Bibbyman, consider this....if the name Winchester is worth more than the actual product, whose fault is that? Walmart isn't stupid, neither is the company who licensed the Winchester name to use on knives or the company with the Winchester name rights. They all know the value it carries in the marketplace, where consumers spend the money on a well known branded product rather than the superior item with a name not recognized.
And your example of boots is just flat out wrong. In a very simplistic way, and anyone with manufacturing experience will understand this, there is the unit cost of production, there is the capital costs associated with design and development, there are the capital costs associated with creating molds and production lines and these have to be amortized over the life of the product, something that gets shorter all the time, thanks to the short attention span of consumers, then there is transportation, centralized or regional distribution, packaging, the costs associated with maintaining an inventory and end of run mark down costs. And all that is before it gets to the retailer.

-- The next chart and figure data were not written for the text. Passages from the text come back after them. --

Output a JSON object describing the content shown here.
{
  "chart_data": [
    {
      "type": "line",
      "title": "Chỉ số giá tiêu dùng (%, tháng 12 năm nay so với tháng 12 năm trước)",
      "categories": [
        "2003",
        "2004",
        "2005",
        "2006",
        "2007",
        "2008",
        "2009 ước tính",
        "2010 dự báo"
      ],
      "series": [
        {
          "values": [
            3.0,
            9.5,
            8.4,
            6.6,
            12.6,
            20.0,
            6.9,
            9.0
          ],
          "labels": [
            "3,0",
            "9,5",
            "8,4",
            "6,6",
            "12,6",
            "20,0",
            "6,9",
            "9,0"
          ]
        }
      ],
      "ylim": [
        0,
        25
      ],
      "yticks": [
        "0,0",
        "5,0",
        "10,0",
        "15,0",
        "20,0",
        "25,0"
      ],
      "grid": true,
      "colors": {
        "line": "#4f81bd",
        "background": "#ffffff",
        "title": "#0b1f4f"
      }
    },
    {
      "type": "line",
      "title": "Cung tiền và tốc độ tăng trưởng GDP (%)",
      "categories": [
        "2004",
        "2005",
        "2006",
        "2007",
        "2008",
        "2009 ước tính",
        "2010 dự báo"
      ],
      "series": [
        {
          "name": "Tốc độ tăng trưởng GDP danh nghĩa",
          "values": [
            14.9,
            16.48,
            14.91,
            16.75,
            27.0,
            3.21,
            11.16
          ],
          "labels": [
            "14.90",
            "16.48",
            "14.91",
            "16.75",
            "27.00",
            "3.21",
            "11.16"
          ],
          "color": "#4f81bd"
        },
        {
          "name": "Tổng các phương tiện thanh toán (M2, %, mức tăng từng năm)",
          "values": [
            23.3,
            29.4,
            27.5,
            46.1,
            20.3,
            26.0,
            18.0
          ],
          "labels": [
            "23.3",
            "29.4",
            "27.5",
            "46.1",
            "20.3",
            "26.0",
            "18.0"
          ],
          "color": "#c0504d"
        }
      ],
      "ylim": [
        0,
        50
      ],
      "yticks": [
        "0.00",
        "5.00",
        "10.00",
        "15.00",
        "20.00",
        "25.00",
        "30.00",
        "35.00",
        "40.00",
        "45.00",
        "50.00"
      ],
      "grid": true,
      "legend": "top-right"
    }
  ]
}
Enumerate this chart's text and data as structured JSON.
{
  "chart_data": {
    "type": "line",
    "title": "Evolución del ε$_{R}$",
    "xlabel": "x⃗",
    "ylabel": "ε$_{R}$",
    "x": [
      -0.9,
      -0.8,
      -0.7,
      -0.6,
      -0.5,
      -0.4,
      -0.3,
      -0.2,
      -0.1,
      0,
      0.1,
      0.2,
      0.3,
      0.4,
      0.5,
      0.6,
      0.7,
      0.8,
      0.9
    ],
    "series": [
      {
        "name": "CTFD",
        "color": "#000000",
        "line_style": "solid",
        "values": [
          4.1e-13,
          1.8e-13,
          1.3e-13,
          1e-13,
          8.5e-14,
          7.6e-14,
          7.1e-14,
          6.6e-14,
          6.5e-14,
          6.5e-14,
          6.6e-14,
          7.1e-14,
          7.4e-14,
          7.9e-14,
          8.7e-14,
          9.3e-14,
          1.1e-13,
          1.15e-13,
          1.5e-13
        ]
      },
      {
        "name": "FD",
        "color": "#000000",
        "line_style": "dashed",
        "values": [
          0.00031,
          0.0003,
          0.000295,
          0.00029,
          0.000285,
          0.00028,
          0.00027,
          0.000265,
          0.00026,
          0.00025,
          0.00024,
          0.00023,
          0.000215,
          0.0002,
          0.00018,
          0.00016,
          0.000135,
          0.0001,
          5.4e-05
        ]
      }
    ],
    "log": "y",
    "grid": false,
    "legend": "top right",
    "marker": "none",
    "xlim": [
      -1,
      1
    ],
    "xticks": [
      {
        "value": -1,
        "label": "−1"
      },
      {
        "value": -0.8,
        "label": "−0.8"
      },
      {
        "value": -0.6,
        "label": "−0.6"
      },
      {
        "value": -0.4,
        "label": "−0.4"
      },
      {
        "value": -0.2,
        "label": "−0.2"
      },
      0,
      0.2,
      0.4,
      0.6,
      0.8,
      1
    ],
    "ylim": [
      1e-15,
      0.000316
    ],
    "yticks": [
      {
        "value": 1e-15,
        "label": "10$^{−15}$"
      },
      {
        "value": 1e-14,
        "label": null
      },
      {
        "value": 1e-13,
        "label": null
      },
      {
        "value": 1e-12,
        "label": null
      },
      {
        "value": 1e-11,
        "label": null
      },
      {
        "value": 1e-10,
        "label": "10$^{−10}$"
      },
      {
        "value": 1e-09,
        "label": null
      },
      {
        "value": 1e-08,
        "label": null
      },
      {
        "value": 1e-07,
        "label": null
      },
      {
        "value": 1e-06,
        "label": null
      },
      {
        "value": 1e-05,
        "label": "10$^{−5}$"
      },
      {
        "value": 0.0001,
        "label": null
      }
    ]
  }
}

Your $200 boots....they cost the retailer around $100 to get onto his shelves....the cheapest might be $90 and the most expensive might be $110. Average Gross Profit for large national retailers are going to be in the 40-45% range. If a hard goods only kind of place, think 35%. If a small specialty retailer, they need around 50% to make a profit. At a mark down to $150, the retailer is likely taking a loss on the product, when rent, staff and other overheads are taken into account. And the supply chain, they may not be taking the hit of 25% off the retailer is on that pair. But it sure affects the choices the retailer will make next time he places a stocking order. And so, the supply chain has to figure out all the way back to the design studio, how to tweak or completely overhaul that product so it sells at the price the retailer needs to get to stay in business.
You guys down there are all gung ho about bringing manufacturing back to America. And I'm all for level playing fields. But the downside is you are going to be in for sticker shock if you get your way. The relentless drive to manufacture off shore has been, at it's heart, a drive to keep prices down for consumers, because that's what they want.